A woman need not be particularly beautiful in order to be objectified. In fact, research in the European Journal of Social Psychology verifies that while each man is viewed as a whole figure, women are perceived as collections of sexual parts. While women do inspect men’s individual sexual attributes, they are more likely to recognize those parts as being part of a complete male body. Women, on the other hand, are assessed in pieces. Thus a woman might become a “nice ass” on a body, whereas a man might be said to “cut a handsome figure”. We are not shy about this behavior. Girls practice it themselves, and begin doing so at a young age. It’s considered nice to tell a friend that she has great legs. A woman might become know for such an asset. Hearing about her singular physical charms frequently enough encourages a girl to identify as “the owner of a great pair of legs,” rather than, for example, a smart student. I once had a man apologize for complimenting my legs. I laughed his apology off at the time, but as I age it makes more sense.
Hand-wringing over the receding tide of pubic hair in America misses the point. It is the wider field of aesthetic norms dictating a woman’s behavior, and the internalization of those norms by women, that are the problem.

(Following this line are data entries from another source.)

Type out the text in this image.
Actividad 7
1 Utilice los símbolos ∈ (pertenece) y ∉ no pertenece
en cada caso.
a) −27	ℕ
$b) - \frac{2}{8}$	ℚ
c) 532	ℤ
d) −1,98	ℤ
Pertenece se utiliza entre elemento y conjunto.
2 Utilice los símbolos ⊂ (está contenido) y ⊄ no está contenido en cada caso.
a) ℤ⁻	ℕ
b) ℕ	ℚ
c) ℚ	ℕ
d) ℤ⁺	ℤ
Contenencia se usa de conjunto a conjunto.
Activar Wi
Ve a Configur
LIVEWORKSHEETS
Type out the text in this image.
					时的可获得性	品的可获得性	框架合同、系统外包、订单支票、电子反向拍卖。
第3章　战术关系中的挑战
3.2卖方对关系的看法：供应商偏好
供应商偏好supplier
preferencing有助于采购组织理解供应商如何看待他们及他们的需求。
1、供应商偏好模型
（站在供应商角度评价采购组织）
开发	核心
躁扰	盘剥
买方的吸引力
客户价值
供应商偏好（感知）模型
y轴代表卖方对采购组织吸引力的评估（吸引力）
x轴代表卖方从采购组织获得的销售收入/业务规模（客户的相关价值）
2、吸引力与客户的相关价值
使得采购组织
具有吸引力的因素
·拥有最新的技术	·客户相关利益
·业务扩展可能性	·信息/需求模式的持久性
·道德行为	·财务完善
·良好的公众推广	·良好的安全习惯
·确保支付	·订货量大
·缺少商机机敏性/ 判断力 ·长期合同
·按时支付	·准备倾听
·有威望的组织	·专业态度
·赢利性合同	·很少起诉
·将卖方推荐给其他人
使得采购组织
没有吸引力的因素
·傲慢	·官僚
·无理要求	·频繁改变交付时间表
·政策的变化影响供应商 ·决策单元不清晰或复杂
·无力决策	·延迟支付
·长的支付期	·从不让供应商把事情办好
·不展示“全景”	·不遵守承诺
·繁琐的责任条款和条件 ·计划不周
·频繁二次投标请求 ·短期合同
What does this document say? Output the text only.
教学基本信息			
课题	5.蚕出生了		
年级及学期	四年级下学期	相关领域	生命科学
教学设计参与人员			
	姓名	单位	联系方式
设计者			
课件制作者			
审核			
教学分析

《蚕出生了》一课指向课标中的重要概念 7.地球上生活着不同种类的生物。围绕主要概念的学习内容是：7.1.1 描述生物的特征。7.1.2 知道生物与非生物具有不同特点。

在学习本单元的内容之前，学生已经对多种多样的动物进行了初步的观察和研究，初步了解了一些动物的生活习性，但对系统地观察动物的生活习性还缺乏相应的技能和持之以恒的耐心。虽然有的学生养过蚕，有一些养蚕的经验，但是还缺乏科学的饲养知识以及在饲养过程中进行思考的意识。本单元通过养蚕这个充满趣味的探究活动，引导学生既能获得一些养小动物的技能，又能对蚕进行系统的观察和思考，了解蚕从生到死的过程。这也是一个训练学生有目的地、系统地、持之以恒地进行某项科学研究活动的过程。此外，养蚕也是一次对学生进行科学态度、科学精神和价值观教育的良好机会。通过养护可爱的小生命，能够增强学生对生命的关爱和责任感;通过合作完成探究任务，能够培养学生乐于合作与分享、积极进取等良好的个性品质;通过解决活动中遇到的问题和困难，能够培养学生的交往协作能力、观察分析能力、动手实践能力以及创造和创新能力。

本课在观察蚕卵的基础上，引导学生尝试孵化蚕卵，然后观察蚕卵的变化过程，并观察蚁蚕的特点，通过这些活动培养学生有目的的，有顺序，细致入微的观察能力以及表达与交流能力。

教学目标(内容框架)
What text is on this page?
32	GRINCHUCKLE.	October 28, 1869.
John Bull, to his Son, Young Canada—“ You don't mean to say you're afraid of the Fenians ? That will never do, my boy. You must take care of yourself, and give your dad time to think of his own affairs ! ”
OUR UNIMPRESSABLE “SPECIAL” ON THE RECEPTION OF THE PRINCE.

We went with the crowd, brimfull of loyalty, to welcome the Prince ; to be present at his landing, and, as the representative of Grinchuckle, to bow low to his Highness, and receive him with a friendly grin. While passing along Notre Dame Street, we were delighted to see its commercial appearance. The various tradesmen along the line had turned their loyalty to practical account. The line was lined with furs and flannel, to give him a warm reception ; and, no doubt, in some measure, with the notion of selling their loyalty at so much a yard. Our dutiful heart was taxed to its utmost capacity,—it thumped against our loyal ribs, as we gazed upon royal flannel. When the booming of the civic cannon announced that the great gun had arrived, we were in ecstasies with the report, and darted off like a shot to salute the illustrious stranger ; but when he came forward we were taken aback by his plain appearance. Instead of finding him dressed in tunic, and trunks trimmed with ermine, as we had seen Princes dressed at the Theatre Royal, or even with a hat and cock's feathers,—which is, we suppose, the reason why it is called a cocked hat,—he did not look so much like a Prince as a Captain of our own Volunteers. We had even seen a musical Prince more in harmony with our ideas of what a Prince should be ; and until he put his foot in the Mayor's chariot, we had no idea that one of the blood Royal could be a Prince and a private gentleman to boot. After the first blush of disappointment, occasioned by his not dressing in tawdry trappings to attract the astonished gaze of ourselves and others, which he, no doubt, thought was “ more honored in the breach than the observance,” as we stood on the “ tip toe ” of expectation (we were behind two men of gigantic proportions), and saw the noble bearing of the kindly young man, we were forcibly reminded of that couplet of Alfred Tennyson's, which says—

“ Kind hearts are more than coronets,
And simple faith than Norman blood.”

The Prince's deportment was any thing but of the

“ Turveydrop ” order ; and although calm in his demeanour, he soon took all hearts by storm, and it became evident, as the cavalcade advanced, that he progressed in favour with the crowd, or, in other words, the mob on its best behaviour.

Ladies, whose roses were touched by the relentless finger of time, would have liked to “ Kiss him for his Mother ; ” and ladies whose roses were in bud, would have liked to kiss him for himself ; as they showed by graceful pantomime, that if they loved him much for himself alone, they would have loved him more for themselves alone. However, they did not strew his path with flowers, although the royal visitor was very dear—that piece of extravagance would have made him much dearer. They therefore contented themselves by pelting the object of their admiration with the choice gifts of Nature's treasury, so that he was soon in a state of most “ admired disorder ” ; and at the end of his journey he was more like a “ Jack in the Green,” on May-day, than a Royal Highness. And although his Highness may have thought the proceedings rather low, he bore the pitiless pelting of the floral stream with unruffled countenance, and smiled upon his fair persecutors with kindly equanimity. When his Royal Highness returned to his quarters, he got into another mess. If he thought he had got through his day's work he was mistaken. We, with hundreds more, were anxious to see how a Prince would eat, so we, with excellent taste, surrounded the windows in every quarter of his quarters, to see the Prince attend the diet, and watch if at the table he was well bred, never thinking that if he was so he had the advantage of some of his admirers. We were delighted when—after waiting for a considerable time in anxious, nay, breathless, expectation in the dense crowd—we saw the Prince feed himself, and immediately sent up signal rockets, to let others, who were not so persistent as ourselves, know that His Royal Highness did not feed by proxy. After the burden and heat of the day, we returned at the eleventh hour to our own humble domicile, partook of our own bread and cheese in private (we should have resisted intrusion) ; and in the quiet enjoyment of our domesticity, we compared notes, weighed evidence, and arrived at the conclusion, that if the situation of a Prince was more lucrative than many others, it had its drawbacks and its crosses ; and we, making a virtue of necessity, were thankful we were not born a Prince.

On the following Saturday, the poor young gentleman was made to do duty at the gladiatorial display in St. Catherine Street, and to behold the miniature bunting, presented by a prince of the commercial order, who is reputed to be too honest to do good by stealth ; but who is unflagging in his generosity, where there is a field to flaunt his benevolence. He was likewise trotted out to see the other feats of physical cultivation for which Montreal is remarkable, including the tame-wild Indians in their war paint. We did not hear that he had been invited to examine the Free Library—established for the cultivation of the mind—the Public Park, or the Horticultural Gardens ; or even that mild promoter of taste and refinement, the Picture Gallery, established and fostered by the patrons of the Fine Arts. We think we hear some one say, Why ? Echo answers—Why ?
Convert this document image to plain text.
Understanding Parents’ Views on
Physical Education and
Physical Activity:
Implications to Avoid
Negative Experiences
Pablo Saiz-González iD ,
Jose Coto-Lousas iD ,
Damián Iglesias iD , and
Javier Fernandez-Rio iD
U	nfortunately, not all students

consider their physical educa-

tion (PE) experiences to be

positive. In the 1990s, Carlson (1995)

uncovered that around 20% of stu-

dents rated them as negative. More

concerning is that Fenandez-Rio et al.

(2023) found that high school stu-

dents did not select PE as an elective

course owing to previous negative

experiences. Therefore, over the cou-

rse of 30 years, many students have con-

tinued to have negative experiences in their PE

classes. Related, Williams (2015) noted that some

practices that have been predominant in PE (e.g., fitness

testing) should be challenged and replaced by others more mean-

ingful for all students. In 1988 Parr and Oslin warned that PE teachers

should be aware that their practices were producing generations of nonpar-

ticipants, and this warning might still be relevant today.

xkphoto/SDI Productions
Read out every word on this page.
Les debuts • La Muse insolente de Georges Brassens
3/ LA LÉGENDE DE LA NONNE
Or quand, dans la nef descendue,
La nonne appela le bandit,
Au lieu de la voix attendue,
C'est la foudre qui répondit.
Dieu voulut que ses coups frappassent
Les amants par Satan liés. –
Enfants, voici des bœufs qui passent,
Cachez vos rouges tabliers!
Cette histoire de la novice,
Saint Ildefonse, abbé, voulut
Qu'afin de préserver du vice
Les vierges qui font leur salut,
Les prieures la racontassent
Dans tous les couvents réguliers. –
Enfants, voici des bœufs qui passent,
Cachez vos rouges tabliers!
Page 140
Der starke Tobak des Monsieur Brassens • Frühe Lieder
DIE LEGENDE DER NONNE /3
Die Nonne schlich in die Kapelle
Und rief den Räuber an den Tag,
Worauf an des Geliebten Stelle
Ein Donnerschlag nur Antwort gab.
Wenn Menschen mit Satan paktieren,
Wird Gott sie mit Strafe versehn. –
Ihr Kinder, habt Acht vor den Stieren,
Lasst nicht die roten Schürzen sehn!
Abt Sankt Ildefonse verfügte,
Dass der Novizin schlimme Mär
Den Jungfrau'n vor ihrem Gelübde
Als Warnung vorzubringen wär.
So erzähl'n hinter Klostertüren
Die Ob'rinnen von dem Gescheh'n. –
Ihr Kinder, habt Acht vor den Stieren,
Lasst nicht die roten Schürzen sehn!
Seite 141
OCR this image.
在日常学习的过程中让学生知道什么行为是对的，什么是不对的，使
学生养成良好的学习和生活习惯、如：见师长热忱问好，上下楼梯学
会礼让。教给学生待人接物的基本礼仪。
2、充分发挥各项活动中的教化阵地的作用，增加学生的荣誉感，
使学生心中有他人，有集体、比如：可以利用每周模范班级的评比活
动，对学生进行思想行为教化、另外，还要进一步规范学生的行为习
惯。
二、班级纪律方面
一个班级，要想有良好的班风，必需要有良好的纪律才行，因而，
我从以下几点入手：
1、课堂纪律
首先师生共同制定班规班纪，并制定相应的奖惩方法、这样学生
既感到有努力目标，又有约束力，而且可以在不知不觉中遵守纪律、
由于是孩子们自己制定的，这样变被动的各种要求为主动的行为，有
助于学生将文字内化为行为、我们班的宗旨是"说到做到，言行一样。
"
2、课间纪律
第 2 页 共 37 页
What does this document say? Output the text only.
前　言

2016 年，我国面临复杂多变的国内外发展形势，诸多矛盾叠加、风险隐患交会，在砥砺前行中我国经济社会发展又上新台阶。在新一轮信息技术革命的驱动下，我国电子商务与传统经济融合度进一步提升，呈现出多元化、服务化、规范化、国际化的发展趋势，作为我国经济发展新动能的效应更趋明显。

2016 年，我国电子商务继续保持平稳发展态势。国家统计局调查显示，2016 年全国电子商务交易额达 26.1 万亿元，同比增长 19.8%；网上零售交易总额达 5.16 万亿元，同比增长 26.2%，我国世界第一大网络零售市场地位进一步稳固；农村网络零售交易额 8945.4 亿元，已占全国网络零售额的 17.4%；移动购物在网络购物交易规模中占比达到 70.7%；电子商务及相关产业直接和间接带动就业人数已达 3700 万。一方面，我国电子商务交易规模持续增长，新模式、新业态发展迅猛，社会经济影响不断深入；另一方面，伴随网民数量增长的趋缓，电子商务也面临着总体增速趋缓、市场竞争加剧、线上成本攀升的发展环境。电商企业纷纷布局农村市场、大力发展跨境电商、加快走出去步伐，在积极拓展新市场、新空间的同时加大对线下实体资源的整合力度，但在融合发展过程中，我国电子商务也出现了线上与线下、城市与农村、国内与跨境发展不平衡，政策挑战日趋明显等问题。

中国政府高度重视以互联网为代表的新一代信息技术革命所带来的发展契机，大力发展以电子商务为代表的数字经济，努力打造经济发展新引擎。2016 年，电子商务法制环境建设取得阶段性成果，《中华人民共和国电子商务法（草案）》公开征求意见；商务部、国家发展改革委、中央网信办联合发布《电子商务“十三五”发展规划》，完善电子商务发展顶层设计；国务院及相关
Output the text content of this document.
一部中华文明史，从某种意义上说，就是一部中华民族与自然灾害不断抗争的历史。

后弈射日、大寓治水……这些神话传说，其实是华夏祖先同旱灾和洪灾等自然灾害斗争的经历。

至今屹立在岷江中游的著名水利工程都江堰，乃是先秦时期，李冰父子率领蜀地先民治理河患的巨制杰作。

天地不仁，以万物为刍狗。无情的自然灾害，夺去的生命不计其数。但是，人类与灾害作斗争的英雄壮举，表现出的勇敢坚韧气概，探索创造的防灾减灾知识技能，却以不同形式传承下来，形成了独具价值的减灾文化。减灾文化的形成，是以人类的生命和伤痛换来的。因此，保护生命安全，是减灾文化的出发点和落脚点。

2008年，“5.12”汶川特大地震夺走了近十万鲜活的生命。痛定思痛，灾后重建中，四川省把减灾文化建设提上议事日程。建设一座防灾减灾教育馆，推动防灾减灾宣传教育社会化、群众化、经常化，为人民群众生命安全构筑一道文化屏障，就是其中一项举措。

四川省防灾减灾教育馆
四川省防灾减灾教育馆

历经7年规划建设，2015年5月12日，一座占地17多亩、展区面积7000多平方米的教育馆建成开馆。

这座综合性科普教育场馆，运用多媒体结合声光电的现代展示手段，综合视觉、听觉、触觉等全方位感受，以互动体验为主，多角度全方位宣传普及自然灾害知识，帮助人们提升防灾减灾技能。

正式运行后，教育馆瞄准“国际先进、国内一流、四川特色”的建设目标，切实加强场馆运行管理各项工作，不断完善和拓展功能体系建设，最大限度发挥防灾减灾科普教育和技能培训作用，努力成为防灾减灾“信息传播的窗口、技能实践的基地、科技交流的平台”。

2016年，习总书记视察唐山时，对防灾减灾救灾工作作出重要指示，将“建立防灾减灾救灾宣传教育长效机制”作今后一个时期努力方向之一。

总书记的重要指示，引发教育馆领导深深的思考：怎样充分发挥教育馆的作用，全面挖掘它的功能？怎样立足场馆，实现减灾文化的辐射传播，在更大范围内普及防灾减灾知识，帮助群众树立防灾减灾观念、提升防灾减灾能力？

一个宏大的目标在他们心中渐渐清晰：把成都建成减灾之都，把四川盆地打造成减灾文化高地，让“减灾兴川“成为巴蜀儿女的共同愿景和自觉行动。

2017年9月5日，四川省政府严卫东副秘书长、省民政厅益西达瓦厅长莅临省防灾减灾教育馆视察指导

Some women don’t feel comfortable leaving the house without full makeup, others need to be wearing tottering heels. Pubic hair is not the only feature tailored to the male gaze. To say that it is fine for women to keep their pubic hair long because some men enjoy it does not help, as doing so still keeps women in the male gaze. More women need to adopt an attitude toward their grooming practices that doesn’t originate from their sense of what men will like.
The expectation of a shaved pussy might be new, but it doesn’t signify a troubling new separation of body from function. “Pubelessness is an affirmation of the pure body and a negation of corporeal soul, separating the center of one’s flesh from birth and from knowing,” writes Friedland, in what was for me a true “Oh, brother!” moment. Friedland takes the tone of a weary father explaining the matter to a daughter who hasn’t yet grasped the beauty of maternity. “American women are, in fact, striking a pornographic pose,” he asserts, and they’ve forgotten that their bodies are meant for reproduction rather pleasure. Friedland later argues that while the first feminists were resolutely hairy and natural, later ones embraced shaving as a sign of sexual liberation. To me, this makes sense. Shaving reveals the underlying shape of a woman’s genitalia, clears room for cunnilingus, and decreases the chance of pubic lice transfer. If women want to bare all, they should. If not, they don’t have to do it, and no one should question their decision to not spend the time and money grooming a body party that few see anyway. In fact, experience says most men won’t care; they’ll be satisfied enough with an opportunity to see a nude woman. The ones who do care probably aren’t worth dating for long, anyway.
Tufts of dark pubic hair grow smaller in the photographs by Sarah Friedland that accompany Roger Friedland’s article. By Sarah’s last photograph, barely a sliver of hair remains. We recognize the tufts as different pubic styles, notice how little one differs from the other in terms of area covered, and contemplate the significance of different pubic hair arrangements. By displaying hair abstracted from a woman’s body, Sarah Friedland’s photos tell just one of many ways a woman’s minute features are divorced from the rest of her figure by her own eye and the gaze of others. That argument runs counter to her writer’s words. Roger Friedland’s argument takes objectification for granted and reduces women into beings starved for male approval and waiting to be filled with offspring. He, like many others, offers women pedantic advice, when in fact he should have addressed his argument to men, the main offenders.